Manual audit doesn't scale. Human oversight of individual transactions doesn't scale. What scales is cryptographic verification: receipts that prove authorization, onchain records that prove execution, wallets that enforce constraints at the protocol level rather than the application level.

This is why Proco is built on Base and Solana rather than traditional payment rails. Not because crypto is interesting as a technology, but because USDC on an open network is the only payment primitive that carries verifiable authorization chain all the way down — from the human who set the policy to the agent that executed the transaction to the counterparty that received the funds.

What we're building

The a16z post describes the destination. The infrastructure they're pointing to is what we're building:

The a16z piece ends with a question about whether the infrastructure being built will be designed for maximum transparency, accountability, and user control — or layered on top of systems never meant to support non-human actors.

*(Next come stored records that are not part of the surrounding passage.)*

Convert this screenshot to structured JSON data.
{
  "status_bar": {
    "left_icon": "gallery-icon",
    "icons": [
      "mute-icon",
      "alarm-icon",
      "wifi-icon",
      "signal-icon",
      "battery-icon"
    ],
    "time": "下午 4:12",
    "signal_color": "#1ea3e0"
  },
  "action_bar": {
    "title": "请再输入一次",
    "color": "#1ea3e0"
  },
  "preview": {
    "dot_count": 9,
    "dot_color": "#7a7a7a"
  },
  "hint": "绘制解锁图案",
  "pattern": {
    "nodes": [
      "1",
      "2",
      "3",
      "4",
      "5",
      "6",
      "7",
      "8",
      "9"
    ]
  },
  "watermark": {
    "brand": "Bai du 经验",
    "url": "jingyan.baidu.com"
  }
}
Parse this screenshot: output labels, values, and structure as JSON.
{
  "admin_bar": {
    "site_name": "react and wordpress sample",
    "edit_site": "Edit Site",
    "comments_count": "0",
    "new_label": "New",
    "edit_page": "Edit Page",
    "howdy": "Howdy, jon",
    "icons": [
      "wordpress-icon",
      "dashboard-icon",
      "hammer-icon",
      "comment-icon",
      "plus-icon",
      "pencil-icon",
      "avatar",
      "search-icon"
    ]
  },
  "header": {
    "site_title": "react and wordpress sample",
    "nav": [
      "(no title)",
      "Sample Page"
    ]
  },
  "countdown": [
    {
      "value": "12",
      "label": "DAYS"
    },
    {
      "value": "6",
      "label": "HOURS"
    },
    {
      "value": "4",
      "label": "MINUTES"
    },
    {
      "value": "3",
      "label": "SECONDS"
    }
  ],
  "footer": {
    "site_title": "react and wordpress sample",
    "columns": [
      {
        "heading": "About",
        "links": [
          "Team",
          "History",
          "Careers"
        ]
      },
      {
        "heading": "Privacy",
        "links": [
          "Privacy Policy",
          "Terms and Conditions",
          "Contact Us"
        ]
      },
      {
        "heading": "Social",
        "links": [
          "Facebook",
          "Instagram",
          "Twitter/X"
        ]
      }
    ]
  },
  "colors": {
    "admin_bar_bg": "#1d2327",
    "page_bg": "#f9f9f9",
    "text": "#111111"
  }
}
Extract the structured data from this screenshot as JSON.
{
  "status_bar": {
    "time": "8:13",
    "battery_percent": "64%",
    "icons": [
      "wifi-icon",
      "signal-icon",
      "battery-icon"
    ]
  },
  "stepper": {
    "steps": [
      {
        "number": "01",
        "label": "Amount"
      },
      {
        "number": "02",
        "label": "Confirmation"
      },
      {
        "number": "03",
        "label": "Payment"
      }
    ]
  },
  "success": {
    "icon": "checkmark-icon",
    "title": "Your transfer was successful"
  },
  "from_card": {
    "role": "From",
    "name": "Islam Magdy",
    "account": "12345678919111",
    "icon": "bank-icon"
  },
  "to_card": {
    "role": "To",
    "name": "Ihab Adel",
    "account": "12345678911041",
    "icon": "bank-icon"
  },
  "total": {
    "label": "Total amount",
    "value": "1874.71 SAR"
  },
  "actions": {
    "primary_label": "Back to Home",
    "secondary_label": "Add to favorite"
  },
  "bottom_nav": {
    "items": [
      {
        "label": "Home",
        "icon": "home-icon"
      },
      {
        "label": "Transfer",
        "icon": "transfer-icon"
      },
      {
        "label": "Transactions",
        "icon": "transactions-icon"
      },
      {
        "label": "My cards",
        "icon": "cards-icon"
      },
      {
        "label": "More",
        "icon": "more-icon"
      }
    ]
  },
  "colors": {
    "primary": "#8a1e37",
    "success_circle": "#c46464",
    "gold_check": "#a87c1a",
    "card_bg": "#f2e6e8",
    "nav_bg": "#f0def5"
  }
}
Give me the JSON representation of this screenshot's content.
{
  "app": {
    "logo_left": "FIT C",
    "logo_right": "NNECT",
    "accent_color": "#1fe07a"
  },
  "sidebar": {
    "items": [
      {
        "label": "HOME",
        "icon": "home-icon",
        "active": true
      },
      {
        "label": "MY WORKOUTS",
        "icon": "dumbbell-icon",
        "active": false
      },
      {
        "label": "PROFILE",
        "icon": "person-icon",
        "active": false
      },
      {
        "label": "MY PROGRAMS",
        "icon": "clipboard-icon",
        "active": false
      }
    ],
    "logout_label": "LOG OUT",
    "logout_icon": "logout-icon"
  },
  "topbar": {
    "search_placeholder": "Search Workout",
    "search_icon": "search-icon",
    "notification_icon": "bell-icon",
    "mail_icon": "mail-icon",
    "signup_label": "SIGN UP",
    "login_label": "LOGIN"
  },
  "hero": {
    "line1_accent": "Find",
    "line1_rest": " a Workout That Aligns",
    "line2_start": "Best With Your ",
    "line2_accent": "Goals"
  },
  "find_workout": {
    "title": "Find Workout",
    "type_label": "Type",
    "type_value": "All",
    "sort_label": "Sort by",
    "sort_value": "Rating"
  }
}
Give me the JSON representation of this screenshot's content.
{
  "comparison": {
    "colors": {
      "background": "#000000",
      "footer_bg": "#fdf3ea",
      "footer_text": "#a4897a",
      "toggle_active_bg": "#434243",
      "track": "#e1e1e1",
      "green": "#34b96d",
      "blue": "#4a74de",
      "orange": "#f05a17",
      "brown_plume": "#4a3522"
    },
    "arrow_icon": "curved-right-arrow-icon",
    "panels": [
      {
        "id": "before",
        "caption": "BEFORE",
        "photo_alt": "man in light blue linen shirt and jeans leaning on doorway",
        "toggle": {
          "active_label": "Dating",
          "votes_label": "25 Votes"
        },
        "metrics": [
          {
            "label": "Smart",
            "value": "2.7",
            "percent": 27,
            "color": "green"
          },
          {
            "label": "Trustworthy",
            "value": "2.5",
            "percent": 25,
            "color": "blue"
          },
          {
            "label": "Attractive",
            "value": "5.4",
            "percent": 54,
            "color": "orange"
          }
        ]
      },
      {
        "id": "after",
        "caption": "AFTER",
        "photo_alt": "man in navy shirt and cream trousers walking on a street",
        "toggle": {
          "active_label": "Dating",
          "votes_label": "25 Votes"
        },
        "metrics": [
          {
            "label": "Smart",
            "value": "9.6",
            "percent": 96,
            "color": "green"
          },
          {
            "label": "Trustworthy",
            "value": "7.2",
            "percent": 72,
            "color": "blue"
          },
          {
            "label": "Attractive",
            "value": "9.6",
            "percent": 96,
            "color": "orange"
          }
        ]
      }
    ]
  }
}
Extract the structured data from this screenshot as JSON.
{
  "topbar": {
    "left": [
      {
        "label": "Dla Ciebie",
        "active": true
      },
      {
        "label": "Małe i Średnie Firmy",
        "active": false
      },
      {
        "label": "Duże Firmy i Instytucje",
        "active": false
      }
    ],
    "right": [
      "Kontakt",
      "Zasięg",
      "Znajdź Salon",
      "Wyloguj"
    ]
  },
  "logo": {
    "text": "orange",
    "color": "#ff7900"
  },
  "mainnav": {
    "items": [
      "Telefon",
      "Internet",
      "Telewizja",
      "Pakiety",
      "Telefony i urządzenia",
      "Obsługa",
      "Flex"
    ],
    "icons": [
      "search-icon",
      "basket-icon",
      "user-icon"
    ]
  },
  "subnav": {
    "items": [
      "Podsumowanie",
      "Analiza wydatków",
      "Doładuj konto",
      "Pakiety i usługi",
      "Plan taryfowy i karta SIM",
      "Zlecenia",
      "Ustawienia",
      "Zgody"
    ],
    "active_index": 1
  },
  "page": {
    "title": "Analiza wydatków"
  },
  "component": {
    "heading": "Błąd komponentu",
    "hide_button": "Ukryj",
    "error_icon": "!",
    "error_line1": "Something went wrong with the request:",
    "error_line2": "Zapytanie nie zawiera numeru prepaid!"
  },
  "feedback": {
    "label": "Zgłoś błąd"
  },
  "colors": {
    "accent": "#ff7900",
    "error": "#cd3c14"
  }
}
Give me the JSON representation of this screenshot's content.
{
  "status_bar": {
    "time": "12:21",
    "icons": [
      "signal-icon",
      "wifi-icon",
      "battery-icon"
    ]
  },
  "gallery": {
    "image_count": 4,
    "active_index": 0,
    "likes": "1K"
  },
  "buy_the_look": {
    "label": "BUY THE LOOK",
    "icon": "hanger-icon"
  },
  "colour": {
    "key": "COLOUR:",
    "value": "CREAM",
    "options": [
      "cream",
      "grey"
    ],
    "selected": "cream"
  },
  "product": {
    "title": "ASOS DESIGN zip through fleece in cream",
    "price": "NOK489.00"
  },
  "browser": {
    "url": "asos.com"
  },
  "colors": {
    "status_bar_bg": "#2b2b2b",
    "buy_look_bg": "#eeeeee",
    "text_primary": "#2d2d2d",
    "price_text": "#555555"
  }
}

That question is the reason Proco exists. Traditional payment rails were built for humans with legal identities, billing cycles, and checkout pages. The agent economy needs something different at the foundation: non-custodial wallets, programmable spending policy, stablecoin settlement, and cryptographic authorization all the way down.

The numbers today are early — $1.6 million per month in x402 volume, 34,000 transactions in an MPP marketplace's first week. But the surrounding infrastructure is ready. When agents become the default buyer, the question is whether the payment layer was built for them or retrofitted after the fact.

The original post — "Agents are starting to operate real systems — who's actually in control?" — was written by Christian Catalini, Andy Hall, Noah Levine, and Christian Crowley for a16z crypto in April 2026. The data points cited (100:1 non-human identity ratio, $1.6M/mo x402 volume, 34,000 MPP transactions, $15B NEAR Intents volume) are sourced from that piece.